Myrtle Beach Condo Sales on the Rise


Condo sales creep higher
Prices leveling out, analysts say

May 07, 2008

By Jessica Foster – The Sun News

Home sales and prices on the Grand Strand continued falling from last year’s levels in April, though condo sales have crept up since January.

There were 520 single-family house and condo sales last month compared with 865 in April 2007, a 40 percent decline, according to a report released Tuesday by the Coastal Carolinas Association of Realtors.

Still, there were 268 condo sales in April, reflecting steady increases every month since January.

“I think the condo pricing is starting to get in line with buyers … and we’re seeing more sales as a result of that,” said Tom Maeser, market analyst for the Realtors’ association. “The sellers held out for a long time at high prices, and I think they realized if they’re going to sell, they need to adjust to where the market is.”

The median price of condos fell 25 percent since April 2007, and house prices fell 8 percent. The median price is where half sell for more and half sell for less.

The properties selling slowest are the high-end, million-dollar properties, Maeser said. There is a 92 month supply of million-dollar houses on the market, Maeser said. That means that if those houses continue selling at the current rate, it would take 92 months to eat up the inventory.

“High-end product hurts probably the most because your investor and your second home buyer that are looking at making those purchases, as they see prices coming down, they hold out longer,” Maeser said.

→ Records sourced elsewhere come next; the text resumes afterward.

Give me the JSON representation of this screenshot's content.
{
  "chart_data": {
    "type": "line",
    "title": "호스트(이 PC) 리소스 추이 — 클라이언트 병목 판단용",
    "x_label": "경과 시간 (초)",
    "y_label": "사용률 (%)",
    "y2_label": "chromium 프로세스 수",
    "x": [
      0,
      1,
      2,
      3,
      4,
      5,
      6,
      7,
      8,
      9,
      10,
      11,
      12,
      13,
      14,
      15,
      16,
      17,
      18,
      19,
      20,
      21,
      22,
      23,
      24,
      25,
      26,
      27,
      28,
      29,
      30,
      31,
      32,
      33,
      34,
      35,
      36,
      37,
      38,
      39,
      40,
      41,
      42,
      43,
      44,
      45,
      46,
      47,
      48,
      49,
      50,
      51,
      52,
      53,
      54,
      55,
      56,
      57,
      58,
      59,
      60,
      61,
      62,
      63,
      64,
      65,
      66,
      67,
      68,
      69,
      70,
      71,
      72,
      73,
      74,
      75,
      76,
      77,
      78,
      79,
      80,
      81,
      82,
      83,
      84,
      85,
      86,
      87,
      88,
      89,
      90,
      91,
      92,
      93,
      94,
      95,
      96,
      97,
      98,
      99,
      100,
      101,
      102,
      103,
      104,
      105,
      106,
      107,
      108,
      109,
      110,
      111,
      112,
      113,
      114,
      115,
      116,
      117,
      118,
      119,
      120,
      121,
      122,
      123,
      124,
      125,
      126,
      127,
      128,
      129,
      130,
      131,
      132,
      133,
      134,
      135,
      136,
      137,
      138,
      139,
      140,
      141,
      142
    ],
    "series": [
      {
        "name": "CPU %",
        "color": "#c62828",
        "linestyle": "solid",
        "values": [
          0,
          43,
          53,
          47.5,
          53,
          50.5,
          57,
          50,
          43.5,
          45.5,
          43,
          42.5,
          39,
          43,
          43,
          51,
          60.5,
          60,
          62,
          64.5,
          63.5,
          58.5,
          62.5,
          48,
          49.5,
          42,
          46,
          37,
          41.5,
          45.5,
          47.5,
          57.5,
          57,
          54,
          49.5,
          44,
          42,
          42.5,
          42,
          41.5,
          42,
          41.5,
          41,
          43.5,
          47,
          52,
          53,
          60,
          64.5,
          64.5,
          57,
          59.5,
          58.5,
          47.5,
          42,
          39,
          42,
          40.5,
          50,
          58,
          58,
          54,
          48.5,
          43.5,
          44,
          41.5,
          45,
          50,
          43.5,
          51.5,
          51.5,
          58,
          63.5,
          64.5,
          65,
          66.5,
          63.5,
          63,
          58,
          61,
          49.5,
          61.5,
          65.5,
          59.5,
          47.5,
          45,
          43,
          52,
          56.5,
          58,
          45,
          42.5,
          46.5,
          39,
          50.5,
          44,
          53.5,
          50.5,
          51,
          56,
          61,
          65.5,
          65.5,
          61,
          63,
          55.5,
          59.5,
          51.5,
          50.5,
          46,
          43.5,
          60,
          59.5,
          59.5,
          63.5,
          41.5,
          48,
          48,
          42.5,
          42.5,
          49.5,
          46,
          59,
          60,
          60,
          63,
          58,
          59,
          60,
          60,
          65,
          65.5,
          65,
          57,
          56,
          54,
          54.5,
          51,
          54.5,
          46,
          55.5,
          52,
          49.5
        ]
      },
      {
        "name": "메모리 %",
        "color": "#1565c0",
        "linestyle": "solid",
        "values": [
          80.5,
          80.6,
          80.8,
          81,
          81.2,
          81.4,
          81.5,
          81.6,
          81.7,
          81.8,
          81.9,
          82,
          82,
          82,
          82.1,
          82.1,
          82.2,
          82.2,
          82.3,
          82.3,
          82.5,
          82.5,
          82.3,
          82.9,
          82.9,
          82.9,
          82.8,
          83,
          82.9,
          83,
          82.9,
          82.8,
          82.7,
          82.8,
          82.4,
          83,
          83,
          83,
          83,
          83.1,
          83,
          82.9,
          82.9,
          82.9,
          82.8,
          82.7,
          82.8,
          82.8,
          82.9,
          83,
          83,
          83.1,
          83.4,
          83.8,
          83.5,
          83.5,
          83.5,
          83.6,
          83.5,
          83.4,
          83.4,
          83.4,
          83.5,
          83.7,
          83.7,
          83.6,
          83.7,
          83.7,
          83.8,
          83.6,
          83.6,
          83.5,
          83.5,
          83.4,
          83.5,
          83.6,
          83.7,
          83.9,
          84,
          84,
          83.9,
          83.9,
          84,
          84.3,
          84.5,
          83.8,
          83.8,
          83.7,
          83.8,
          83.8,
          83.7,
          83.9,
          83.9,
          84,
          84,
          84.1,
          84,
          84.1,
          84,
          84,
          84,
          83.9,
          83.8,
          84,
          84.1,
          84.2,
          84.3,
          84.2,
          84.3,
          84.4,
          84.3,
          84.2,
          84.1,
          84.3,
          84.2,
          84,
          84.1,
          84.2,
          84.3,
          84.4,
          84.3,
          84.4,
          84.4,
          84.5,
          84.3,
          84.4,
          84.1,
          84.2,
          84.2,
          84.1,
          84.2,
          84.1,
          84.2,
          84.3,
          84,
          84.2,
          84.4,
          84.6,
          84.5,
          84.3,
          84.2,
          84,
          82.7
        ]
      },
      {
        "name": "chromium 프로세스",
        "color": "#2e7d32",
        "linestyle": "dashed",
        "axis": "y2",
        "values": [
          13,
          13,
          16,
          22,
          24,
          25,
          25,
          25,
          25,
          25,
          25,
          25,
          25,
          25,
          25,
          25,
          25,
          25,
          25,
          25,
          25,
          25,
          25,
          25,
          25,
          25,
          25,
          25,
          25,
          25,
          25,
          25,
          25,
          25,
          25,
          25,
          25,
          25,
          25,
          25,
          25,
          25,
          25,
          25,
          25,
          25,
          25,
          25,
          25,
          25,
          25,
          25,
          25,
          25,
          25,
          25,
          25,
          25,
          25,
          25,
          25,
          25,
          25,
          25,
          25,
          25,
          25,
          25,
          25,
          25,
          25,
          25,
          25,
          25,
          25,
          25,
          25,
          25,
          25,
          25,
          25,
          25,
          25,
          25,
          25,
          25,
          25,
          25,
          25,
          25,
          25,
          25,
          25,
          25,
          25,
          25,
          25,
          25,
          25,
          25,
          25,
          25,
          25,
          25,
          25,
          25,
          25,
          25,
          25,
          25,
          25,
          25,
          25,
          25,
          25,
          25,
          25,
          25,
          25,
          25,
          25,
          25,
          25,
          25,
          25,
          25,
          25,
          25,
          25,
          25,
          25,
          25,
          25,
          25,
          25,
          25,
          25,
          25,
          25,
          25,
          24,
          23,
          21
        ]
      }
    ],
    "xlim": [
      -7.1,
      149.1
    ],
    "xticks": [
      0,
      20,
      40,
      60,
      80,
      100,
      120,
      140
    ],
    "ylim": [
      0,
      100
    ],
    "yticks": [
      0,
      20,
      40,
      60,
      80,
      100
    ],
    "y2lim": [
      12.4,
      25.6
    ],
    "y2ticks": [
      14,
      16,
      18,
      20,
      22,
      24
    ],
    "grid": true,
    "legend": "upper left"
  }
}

On the other end of the pricing spectrum, there’s an 11-month supply of homes less than $150,000, he said.

The ideal market for sellers is one in which there’s less than a six-month supply.

Houses sold in April spent an average of 163 days on the market – about the same as April 2007 – and condos spent 254 days – down 72 days from April 2007.

Kay Van Hoesen, owner of Certifax Appraisals in Myrtle Beach, said her company is seeing homes sell quickly, some after only 30 to 60 days on the market, if they’re priced close to the appraisal value.

She said that certain segments of the market, especially investor-driven segments such as oceanfront condos, are bringing the market down now that investors are more or less on the sidelines.

“The properties that are reasonably priced are selling quickly,” Van Hoesen said. “The markets that were investor driven are the ones that are the weakest and they’re going to be the slowest to come back.”